The plan was to make Thursday next week — the day before Good Friday — a "rest day," with all shops closed, and only allow supermarkets to open on Easter Saturday.
Since the Friday and Monday are already holidays, that would have created a five-day shutdown of public life — on top of existing lockdown restrictions, which were extended through April 18.
The plan had raised many questions about logistical details, which remained unresolved, and also was criticised because there had been no public discussion of it before it emerged in the small hours of Tuesday following lengthy haggling.
"The idea of an Easter shutdown was drawn up with the best intentions, because we must urgently manage to slow and reverse the third wave of the pandemic," Ms Merkel said.
"However, the idea ... was a mistake — there were good reasons for it but it could not be implemented well enough in this short time."
"This mistake is my mistake alone," she told reporters. "A mistake must be called a mistake, and above all it must be corrected — and if possible, that has to happen it time."
"At the same time, of course I know that this whole matter triggers more uncertainty — I regret that deeply and I apologise to all citizens," she said.
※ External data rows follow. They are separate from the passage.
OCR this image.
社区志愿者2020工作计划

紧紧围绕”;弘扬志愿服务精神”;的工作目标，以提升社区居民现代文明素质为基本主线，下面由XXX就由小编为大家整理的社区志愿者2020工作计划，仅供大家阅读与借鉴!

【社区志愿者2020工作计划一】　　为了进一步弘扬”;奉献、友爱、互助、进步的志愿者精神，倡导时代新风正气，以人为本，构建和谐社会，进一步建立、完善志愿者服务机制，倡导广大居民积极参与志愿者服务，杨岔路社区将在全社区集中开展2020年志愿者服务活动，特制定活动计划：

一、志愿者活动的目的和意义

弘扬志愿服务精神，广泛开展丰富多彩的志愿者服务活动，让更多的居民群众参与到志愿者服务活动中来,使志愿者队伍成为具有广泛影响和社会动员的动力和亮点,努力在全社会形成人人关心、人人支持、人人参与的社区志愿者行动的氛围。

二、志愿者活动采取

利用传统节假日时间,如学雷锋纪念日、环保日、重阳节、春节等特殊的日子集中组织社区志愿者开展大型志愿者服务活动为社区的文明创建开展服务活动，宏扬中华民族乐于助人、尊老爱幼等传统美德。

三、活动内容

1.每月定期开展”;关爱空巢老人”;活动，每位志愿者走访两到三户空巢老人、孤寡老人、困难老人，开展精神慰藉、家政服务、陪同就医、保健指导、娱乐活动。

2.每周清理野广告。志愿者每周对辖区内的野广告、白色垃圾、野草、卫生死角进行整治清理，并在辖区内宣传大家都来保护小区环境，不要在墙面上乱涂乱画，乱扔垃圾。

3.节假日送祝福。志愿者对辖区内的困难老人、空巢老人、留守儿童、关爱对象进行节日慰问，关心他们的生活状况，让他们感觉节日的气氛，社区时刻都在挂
Infection numbers in Germany have been rising again as the more contagious variant of the virus that was first detected in Britain has become dominant in the country.
Germany has registered more than 75,000 deaths since the outbreak of the pandemic a year ago. The country's disease control centre also reported 15,815 new infection cases in the past 24 hours on Wednesday — a week ago there were 13,435 new cases.
Ms Merkel said that, even without the Easter shutdown, decisions she has taken with the state governors offer a "framework" to beat back the new wave of coronavirus infections.